Monday, June 29, 2009

TEMPUS PRO QUIZIO

Sunday at Reading - Back to school for the CWSC



Cruising the course at Henley


The Treasurer and the Vice Chairman atop our boat



Tempus Pro Fireworksio




Sunday morning swim for the Captain



The Chairman is delighted to announce that the WRC will be represented at Henley for the 20th successive year this Thursday by a coxless pair consisting of the Chairman & First Lady, during which all of the traditions will be observed as custom dictates. This year marks the 10th anniversary of our 10th anniversary cruise from Wallingford to Henley on Thames, and as such, I thought I would unearth a selection of vintage images from the year the Captain’s cheap panama ended up in the brink. Happy days, happy days…..

As is also customary at this time of year, the Chairman is acutely aware of the fact that not everyone who would like to attend Henley in person can so do, and as such, he has sweated long and hard into the early hours, fortified only by port and cigars, and come up with a quiz to involve everyone this year to help them feel that they are “at Henley”, even though they are not actually “at Henley”. Prizes will be awarded for the best efforts – Good luck!
The 2009 Henley quiz
1.The Captain acquired what was probably his fifth Henley hat from Silvers on Bell Street in Henley prior to their closure due to a downturn in business, which was thoughtfully trimmed in club colours by the shop’s hatter. The base cost of the boater was £38.00, but how much do you think was charged for the bespoke trimming of the hat in club colours?

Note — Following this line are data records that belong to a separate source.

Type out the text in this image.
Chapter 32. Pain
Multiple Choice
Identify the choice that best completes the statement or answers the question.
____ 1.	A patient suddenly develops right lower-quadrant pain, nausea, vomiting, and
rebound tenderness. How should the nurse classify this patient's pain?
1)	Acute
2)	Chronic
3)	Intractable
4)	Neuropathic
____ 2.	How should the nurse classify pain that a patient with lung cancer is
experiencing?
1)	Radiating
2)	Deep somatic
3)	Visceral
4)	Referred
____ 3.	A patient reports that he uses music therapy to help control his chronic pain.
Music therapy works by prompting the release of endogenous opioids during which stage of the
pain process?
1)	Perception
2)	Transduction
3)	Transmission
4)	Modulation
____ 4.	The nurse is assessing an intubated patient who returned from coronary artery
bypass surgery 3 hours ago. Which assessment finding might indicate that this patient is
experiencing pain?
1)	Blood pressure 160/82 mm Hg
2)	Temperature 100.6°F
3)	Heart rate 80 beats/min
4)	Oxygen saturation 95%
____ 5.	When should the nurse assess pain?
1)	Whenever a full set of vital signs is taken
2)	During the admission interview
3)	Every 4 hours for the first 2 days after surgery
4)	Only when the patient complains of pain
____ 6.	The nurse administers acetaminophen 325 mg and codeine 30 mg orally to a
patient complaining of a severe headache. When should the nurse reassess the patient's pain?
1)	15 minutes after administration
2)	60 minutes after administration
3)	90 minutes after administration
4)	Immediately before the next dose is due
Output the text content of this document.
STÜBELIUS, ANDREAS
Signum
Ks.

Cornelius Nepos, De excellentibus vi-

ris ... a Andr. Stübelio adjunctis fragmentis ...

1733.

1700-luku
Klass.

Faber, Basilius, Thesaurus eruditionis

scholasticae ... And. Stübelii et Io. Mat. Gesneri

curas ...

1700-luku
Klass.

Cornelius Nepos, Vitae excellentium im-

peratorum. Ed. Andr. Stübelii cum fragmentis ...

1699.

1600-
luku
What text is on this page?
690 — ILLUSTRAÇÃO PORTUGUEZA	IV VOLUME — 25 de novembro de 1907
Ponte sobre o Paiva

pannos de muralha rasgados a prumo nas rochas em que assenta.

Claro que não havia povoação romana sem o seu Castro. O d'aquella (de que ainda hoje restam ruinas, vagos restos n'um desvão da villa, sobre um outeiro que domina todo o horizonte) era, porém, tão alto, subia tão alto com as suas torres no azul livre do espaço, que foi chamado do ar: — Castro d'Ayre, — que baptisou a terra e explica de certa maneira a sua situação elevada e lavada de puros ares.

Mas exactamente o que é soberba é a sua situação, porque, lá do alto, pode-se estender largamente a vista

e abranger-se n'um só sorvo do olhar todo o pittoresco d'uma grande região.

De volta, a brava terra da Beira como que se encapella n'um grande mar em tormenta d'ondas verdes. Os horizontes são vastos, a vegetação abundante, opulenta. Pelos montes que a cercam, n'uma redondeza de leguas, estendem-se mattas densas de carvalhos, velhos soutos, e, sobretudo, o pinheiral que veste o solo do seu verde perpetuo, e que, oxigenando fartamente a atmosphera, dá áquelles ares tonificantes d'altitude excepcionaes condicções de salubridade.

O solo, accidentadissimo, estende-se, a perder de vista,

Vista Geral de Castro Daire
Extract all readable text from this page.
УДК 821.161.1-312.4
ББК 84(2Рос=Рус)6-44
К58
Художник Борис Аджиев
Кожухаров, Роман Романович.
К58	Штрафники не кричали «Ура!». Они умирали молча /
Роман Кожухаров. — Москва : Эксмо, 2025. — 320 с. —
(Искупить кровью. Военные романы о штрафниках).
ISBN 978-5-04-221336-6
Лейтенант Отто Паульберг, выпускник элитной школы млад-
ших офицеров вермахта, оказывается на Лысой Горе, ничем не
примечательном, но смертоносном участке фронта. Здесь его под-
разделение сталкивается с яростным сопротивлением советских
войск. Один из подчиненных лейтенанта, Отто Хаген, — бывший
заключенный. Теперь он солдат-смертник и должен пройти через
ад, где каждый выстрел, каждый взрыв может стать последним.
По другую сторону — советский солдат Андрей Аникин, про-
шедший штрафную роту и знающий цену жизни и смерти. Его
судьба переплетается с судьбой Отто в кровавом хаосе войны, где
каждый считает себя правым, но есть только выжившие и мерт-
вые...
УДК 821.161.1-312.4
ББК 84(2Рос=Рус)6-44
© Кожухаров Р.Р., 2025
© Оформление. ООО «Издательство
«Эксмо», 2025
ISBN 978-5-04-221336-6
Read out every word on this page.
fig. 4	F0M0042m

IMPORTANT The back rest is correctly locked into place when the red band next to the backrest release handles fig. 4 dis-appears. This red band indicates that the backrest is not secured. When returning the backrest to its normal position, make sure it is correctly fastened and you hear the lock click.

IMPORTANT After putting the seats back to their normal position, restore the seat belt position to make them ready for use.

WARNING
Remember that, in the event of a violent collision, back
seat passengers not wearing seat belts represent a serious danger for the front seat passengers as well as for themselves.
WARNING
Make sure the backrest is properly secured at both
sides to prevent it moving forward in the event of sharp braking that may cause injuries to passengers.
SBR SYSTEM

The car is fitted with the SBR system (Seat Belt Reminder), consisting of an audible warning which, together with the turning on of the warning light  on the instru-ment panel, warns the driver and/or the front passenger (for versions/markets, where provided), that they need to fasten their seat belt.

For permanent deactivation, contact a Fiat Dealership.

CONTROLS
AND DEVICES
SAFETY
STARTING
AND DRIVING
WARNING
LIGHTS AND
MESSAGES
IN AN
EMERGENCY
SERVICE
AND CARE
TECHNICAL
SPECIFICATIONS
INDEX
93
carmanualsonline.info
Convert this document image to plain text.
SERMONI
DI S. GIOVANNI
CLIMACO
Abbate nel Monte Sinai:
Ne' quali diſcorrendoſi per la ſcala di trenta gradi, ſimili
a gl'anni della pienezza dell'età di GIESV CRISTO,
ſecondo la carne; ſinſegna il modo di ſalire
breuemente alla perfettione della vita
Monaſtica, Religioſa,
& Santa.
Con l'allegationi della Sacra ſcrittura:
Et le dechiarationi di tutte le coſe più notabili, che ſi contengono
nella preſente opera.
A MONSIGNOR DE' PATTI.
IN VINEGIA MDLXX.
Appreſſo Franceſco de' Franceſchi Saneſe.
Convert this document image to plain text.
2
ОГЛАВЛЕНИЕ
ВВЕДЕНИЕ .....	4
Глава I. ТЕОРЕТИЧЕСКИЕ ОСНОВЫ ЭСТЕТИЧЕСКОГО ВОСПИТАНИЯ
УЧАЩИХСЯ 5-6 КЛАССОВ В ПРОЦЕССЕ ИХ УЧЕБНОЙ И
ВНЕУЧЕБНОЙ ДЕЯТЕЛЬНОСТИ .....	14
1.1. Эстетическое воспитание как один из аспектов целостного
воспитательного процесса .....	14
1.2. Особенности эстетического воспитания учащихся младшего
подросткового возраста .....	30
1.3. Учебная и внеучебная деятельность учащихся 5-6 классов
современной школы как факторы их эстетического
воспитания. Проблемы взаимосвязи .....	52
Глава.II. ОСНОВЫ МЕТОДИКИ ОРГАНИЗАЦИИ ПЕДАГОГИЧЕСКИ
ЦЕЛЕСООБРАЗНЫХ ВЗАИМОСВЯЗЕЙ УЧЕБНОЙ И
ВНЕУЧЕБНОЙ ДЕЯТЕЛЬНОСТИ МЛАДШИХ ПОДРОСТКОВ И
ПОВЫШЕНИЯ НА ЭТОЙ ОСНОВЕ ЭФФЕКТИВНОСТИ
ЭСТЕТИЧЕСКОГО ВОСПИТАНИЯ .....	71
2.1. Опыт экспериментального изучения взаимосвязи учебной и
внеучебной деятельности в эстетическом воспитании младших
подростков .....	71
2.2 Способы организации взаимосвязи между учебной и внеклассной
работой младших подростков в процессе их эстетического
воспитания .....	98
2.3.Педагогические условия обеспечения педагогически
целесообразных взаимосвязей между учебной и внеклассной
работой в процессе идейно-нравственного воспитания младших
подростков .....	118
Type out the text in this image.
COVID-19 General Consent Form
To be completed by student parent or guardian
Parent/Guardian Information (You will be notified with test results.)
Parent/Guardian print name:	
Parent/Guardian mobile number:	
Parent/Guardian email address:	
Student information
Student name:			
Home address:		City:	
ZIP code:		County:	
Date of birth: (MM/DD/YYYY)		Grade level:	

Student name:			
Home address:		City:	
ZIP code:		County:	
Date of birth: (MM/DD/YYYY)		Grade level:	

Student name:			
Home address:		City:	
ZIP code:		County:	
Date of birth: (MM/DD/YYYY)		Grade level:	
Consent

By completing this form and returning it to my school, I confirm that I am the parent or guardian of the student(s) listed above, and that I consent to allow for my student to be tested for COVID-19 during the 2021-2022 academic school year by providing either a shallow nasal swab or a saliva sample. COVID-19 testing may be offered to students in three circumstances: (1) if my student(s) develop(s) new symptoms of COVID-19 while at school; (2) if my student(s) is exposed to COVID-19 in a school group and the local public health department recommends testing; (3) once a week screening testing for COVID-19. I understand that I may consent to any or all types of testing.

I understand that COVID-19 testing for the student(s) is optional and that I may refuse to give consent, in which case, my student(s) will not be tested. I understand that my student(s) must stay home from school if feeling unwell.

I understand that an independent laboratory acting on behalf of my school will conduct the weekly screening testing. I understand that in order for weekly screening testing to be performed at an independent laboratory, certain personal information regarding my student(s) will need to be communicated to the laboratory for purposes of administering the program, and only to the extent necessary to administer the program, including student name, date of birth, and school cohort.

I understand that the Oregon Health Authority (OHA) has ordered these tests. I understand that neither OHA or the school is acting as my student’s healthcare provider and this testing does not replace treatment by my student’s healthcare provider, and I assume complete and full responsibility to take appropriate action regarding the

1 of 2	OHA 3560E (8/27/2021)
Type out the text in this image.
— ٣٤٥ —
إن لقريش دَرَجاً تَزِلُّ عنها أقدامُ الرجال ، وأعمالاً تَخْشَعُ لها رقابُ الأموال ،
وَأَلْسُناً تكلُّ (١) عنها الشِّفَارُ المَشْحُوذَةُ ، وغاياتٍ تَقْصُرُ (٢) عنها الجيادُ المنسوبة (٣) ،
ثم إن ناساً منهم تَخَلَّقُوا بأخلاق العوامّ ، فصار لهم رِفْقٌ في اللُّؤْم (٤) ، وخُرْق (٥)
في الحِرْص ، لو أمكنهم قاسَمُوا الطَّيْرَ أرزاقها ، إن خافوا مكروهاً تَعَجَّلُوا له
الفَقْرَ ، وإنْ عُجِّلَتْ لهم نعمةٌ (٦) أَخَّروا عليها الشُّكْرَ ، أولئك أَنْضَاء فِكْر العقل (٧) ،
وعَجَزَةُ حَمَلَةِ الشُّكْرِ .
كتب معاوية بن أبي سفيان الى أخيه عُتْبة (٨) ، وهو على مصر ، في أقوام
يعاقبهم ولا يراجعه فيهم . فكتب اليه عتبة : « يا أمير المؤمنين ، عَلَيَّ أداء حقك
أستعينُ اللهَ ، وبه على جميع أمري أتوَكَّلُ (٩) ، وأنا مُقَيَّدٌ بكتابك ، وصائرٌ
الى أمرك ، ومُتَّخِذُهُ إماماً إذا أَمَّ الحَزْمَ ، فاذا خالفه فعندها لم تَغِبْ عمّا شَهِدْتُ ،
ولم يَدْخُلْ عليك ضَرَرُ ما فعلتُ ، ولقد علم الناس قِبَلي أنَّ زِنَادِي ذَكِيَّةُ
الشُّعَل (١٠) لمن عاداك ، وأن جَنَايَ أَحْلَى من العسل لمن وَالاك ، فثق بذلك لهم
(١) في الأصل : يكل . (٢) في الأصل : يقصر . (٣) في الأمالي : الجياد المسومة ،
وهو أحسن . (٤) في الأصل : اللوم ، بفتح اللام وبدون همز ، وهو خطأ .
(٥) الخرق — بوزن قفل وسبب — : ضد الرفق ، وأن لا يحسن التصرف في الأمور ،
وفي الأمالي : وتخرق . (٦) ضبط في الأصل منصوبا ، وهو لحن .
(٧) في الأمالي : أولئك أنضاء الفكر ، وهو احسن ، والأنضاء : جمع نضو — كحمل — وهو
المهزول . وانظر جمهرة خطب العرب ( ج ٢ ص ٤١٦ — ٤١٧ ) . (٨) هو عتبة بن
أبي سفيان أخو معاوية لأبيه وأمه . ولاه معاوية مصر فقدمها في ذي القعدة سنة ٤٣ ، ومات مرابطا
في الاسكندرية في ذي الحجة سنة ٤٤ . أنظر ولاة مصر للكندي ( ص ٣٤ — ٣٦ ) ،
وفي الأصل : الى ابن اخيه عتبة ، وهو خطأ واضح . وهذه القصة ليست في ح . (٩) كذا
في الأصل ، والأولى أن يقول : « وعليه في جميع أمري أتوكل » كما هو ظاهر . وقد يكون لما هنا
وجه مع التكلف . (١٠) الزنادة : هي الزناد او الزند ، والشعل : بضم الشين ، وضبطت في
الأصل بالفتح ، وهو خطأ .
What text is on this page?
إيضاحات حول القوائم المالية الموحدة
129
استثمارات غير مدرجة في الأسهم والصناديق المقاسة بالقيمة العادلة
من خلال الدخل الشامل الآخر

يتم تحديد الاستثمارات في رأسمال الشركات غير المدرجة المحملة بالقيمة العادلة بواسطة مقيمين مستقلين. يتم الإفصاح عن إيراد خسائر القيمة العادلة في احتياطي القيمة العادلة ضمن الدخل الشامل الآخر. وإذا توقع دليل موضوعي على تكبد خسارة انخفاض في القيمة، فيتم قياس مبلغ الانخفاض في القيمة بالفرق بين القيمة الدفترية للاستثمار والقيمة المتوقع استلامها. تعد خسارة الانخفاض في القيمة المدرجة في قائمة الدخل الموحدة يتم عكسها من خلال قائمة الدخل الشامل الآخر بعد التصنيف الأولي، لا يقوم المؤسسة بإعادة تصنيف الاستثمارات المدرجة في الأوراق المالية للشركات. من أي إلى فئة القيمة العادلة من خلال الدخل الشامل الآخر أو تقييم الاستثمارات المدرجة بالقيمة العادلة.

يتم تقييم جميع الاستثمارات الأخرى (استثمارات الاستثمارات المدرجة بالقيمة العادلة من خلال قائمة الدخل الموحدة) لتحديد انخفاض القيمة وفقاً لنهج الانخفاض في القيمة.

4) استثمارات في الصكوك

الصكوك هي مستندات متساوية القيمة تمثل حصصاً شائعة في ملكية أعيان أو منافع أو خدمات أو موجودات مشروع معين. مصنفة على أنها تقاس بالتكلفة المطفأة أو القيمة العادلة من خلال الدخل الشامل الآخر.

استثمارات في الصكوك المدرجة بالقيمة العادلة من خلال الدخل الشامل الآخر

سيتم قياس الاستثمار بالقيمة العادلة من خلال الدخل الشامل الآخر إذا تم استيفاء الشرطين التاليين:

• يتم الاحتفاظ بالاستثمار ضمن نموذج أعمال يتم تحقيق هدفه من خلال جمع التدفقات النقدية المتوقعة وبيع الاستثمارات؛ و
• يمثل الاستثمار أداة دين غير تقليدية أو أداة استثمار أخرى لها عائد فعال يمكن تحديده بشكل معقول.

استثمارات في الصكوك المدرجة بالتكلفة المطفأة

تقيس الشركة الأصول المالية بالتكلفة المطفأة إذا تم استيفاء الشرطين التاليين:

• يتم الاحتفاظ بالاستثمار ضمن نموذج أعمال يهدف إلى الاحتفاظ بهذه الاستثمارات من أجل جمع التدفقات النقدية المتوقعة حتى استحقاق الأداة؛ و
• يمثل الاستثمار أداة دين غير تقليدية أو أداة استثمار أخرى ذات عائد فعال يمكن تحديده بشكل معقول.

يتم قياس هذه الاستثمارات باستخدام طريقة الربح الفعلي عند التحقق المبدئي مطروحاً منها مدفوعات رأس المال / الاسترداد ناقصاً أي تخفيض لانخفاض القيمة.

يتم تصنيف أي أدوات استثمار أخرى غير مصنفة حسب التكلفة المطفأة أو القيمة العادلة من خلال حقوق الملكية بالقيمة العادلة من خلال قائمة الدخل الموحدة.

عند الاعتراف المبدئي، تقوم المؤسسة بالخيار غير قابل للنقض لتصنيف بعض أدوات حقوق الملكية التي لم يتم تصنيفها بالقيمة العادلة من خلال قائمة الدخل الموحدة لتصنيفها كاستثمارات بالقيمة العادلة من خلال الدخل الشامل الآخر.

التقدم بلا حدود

2.Dickie Millward – True or false?

3.To the nearest 20 years, how many consecutive years will the WRC have been represented at Henley when the Chairman and First Lady grace the regatta with their presence next Thursday?

4.In which important academic document did the Chairman decide to goad his Guardian reading beleaguered personal tutor with by including as its front cover an A4 photocopy of the Daily Telegraph front page?

5.On our way to Thailand for our holiday this year, we encountered Alan Wicker removing his shoes at the security desk. In order to speed up the logistics of international travel, the Antipodean Ambassador travels only in flip-flops, wife beater vests and swimshorts. True or false?

6.Who has amassed more air miles this year – The Antipodean Ambassadress or the Australian Prime Minister?

7.The club’s unofficial herald, Father Howard, was 80 on the 24th June, but how would one write 80 in Roman numerals?

8.How much money had the Chairman saved by making his own enclosure badges for the club for the last 10 years or so?

9.It is 10 years since the WRC’s 10th anniversary cruise, during which the club flag, lovingly made by the Treasurer and Captian of Boats, was first unveiled. How old does that make the flag this year?

10.For many of those who cruised the Thames from Wallingford to Henley (and back) in 1999, the highlight of the trip the letter of complaint the then Secretary wrote to the boat company claiming (and winning) compensation for the boat breaking down at least twice. However, for other members, the highlight was when one long established member decided to put into action his wisdom in the field of physics by trying to stop the boat crashing into a wall by using leg power alone, resulting in his being flipped head over heals into the well of the boat. Guess who?